In this new phase you should know that you have to review the results, know your statistics, take pictures and see if you advance or not. you have to try duplicate the moment you operate in simulated as if it were real: associate pleasure and pain. Otherwise, you could be operating robotically for many months, with mediocre results. This is one of the reasons why people win on simulated and lose their money when trading real. I firmly believe that the reason is because we do not associate pleasure and pain. Let me explain.
In trading it is easy to be deceived, it is easy to overtrade, overtrade (lots of trades), it is easy to erase losing trades from your mind and screen. I have done it many times, I have sabotaged myself. That’s why it’s important evaluate what we do with a cold method: can be a supervisor, an auditor, a coach, and/or associating pleasure and pain.
Several studies have been conducted on the psychological effects of rewards (pleasure) given to monkeys at random. For example, if we teach a monkey to do a task and regularly reward it each time it performs that task, the monkey quickly learns to associate a specific outcome with an effort. If we stop rewarding him when he does the task, the monkey will quickly stop doing it. He won’t waste his energy doing a thing that isn’t going to offer him any reward now.
However, the monkey’s response to reward deprivation is very different if we do it completely randomly rather than regularly. This is known as random rewards addiction. When we stop giving the reward, the monkey has no way of knowing whether or not it will be rewarded for doing the task. Every time he was rewarded by her in the past, the reward came as a surprise. Consequently, from the monkey’s perspective there is no reason to stop doing homework. The monkey continues to do it, even without being rewarded for doing it. Some will continue to do so indefinitely.
We are able to get used to random rewardsare linked to euphoric chemicals that are released in our brain when we have a pleasant surprise.
If a reward is random, we never know for sure if and when we are going to receive it. So it is not difficult to expend energy and resources in the hope of reviving that wonderful feeling of surprise.

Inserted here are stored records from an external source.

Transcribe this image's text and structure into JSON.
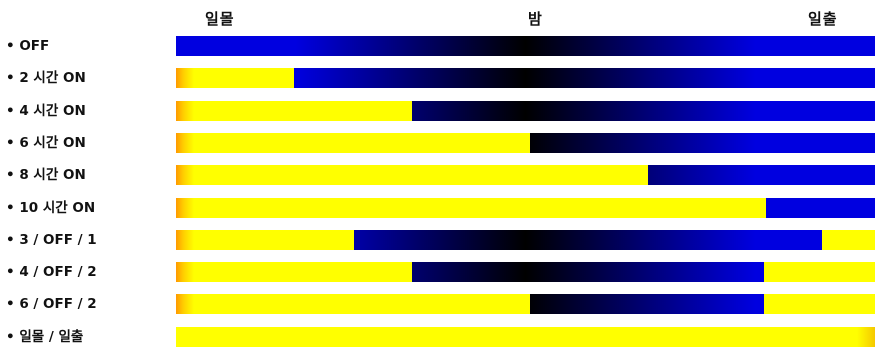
{
  "header": {
    "sunset": "일몰",
    "night": "밤",
    "sunrise": "일출"
  },
  "timeline": {
    "on_color": "#ffff00",
    "off_color": "#0000e0",
    "night_color": "#000000",
    "rows": [
      {
        "label": "• OFF",
        "segments": [
          {
            "state": "off",
            "from": 0.0,
            "to": 1.0
          }
        ]
      },
      {
        "label": "• 2 시간 ON",
        "segments": [
          {
            "state": "on",
            "from": 0.0,
            "to": 0.1688
          },
          {
            "state": "off",
            "from": 0.1688,
            "to": 1.0
          }
        ]
      },
      {
        "label": "• 4 시간 ON",
        "segments": [
          {
            "state": "on",
            "from": 0.0,
            "to": 0.3376
          },
          {
            "state": "off",
            "from": 0.3376,
            "to": 1.0
          }
        ]
      },
      {
        "label": "• 6 시간 ON",
        "segments": [
          {
            "state": "on",
            "from": 0.0,
            "to": 0.5064
          },
          {
            "state": "off",
            "from": 0.5064,
            "to": 1.0
          }
        ]
      },
      {
        "label": "• 8 시간 ON",
        "segments": [
          {
            "state": "on",
            "from": 0.0,
            "to": 0.6753
          },
          {
            "state": "off",
            "from": 0.6753,
            "to": 1.0
          }
        ]
      },
      {
        "label": "• 10 시간 ON",
        "segments": [
          {
            "state": "on",
            "from": 0.0,
            "to": 0.8441
          },
          {
            "state": "off",
            "from": 0.8441,
            "to": 1.0
          }
        ]
      },
      {
        "label": "• 3 / OFF / 1",
        "segments": [
          {
            "state": "on",
            "from": 0.0,
            "to": 0.2546
          },
          {
            "state": "off",
            "from": 0.2546,
            "to": 0.9242
          },
          {
            "state": "on",
            "from": 0.9242,
            "to": 1.0
          }
        ]
      },
      {
        "label": "• 4 / OFF / 2",
        "segments": [
          {
            "state": "on",
            "from": 0.0,
            "to": 0.3376
          },
          {
            "state": "off",
            "from": 0.3376,
            "to": 0.8412
          },
          {
            "state": "on",
            "from": 0.8412,
            "to": 1.0
          }
        ]
      },
      {
        "label": "• 6 / OFF / 2",
        "segments": [
          {
            "state": "on",
            "from": 0.0,
            "to": 0.5064
          },
          {
            "state": "off",
            "from": 0.5064,
            "to": 0.8412
          },
          {
            "state": "on",
            "from": 0.8412,
            "to": 1.0
          }
        ]
      },
      {
        "label": "• 일몰 / 일출",
        "segments": [
          {
            "state": "on",
            "from": 0.0,
            "to": 1.0
          }
        ]
      }
    ]
  }
}
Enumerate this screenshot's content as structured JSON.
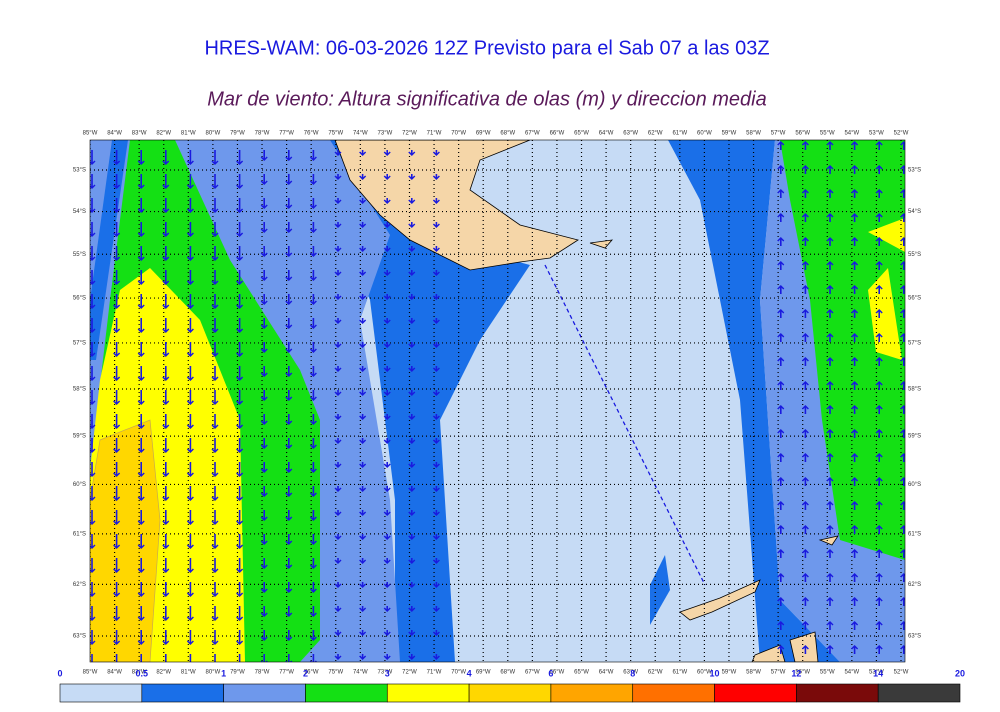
{
  "header": {
    "title": "HRES-WAM: 06-03-2026 12Z Previsto para el Sab 07 a las 03Z",
    "subtitle": "Mar de viento: Altura significativa de olas (m) y direccion media"
  },
  "map": {
    "longitudes": [
      "85°W",
      "84°W",
      "83°W",
      "82°W",
      "81°W",
      "80°W",
      "79°W",
      "78°W",
      "77°W",
      "76°W",
      "75°W",
      "74°W",
      "73°W",
      "72°W",
      "71°W",
      "70°W",
      "69°W",
      "68°W",
      "67°W",
      "66°W",
      "65°W",
      "64°W",
      "63°W",
      "62°W",
      "61°W",
      "60°W",
      "59°W",
      "58°W",
      "57°W",
      "56°W",
      "55°W",
      "54°W",
      "53°W",
      "52°W"
    ],
    "latitudes": [
      "53°S",
      "54°S",
      "55°S",
      "56°S",
      "57°S",
      "58°S",
      "59°S",
      "60°S",
      "61°S",
      "62°S",
      "63°S"
    ]
  },
  "colorbar": {
    "labels": [
      0,
      0.5,
      1,
      2,
      3,
      4,
      6,
      8,
      10,
      12,
      14,
      20
    ],
    "colors": [
      "#c6dbf5",
      "#1a6fe8",
      "#6e98ec",
      "#14e014",
      "#ffff00",
      "#ffd700",
      "#ffa500",
      "#ff7000",
      "#ff0000",
      "#7a0a0a",
      "#3a3a3a"
    ]
  }
}
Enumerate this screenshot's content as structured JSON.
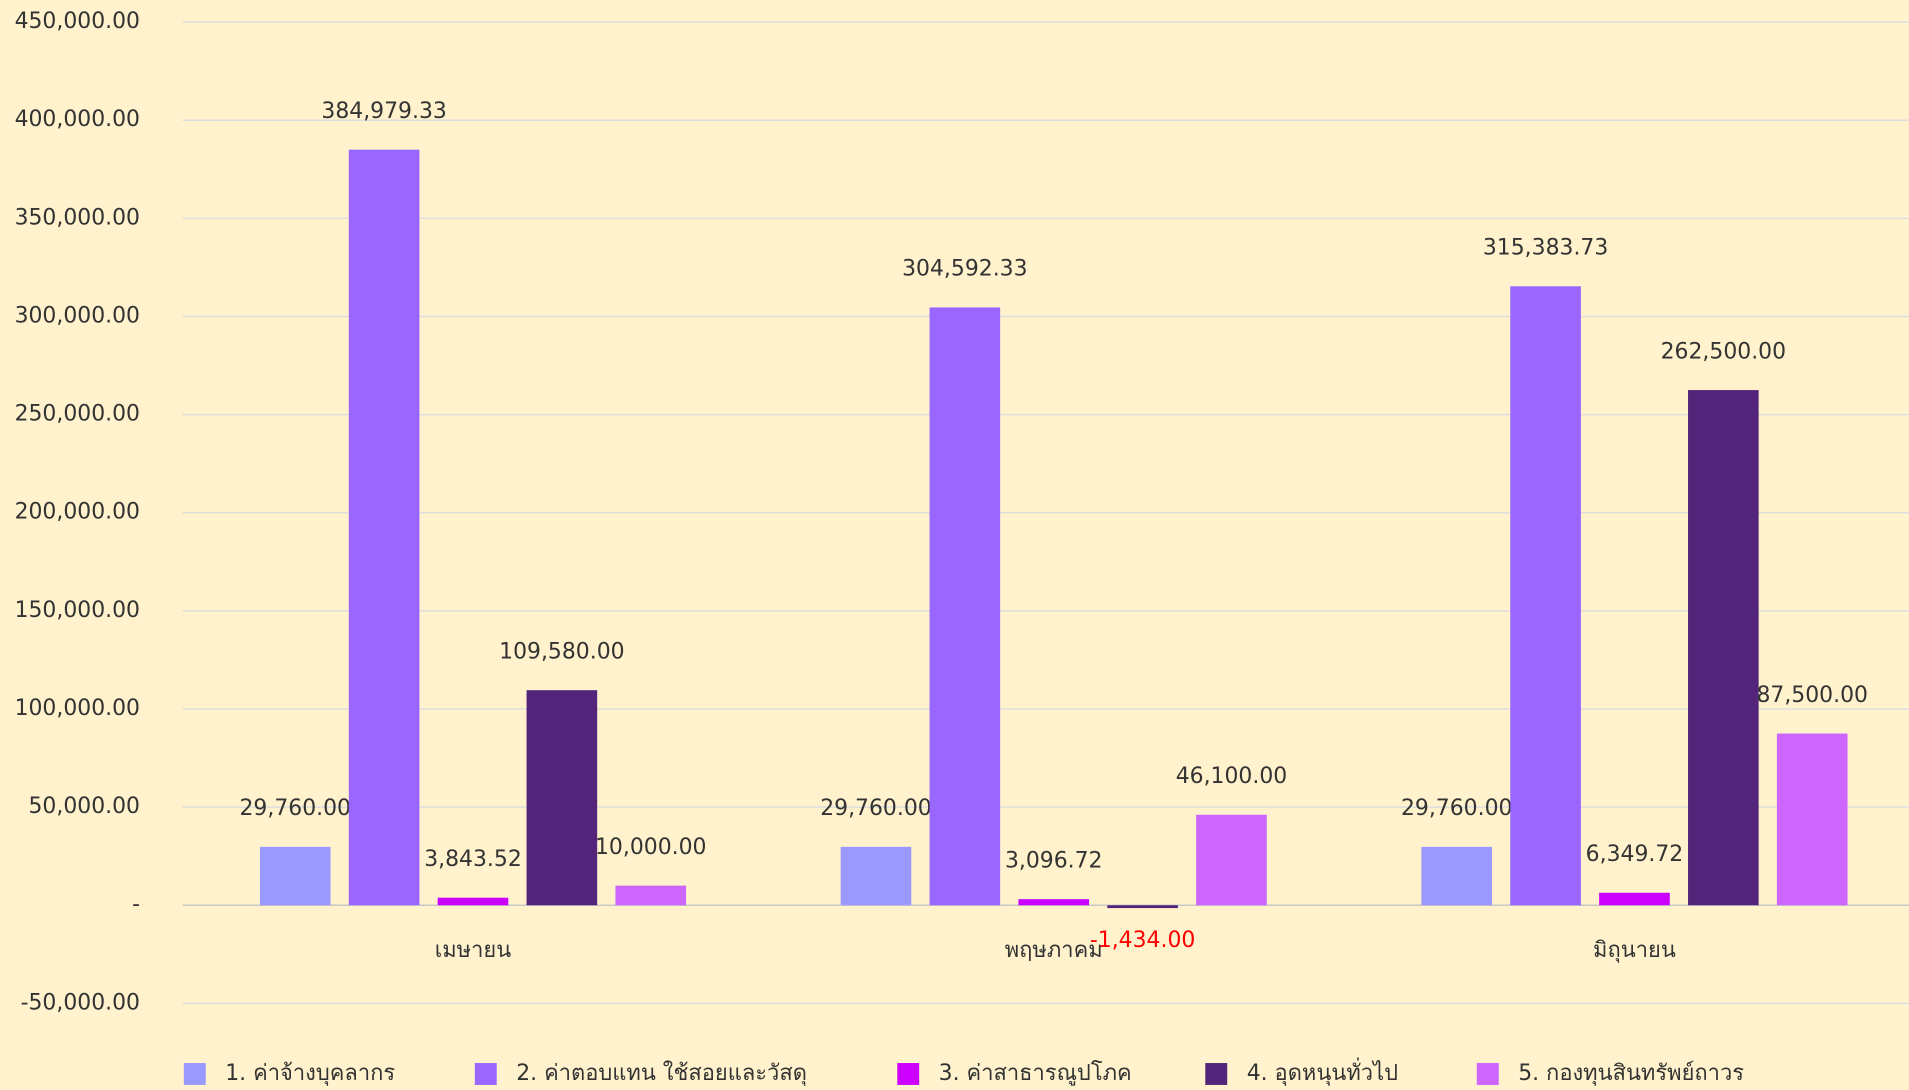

In fact, for many people, that can even become a dependency. On the other hand, when we expect a particular result and it does not come, we feel disappointed and unhappy. If we start over and get the same disappointing result, we are not likely to continue doing something that makes us suffer morally; does it ring true?
The problem with any dependency is that it leaves us in a state of “no choice”. Whatever its degree, our attention and efforts will be tailored to meet that dependency. The other possibilities that exist at a given moment to satisfy other needs (such as the need to trust ourselves, and not risk too many of our assets) are ignored or rejected. We feel incapable of acting in any other way than to satisfy this dependency. A reliance on random rewards is particularly annoying to traders, because it is a new source of resistance to the creation of the mindset that regularity engenders.
How to find out if we are advancing or not? How can I avoid dependency on random rewards? How can you have a mental structure oriented to winning regularity?
Maybe this game can help you. Do not forget to put it into practice when you have a reliable system, and many trades made. Do not put anxiety in the game, or in trading. I hope you like it and it helps you.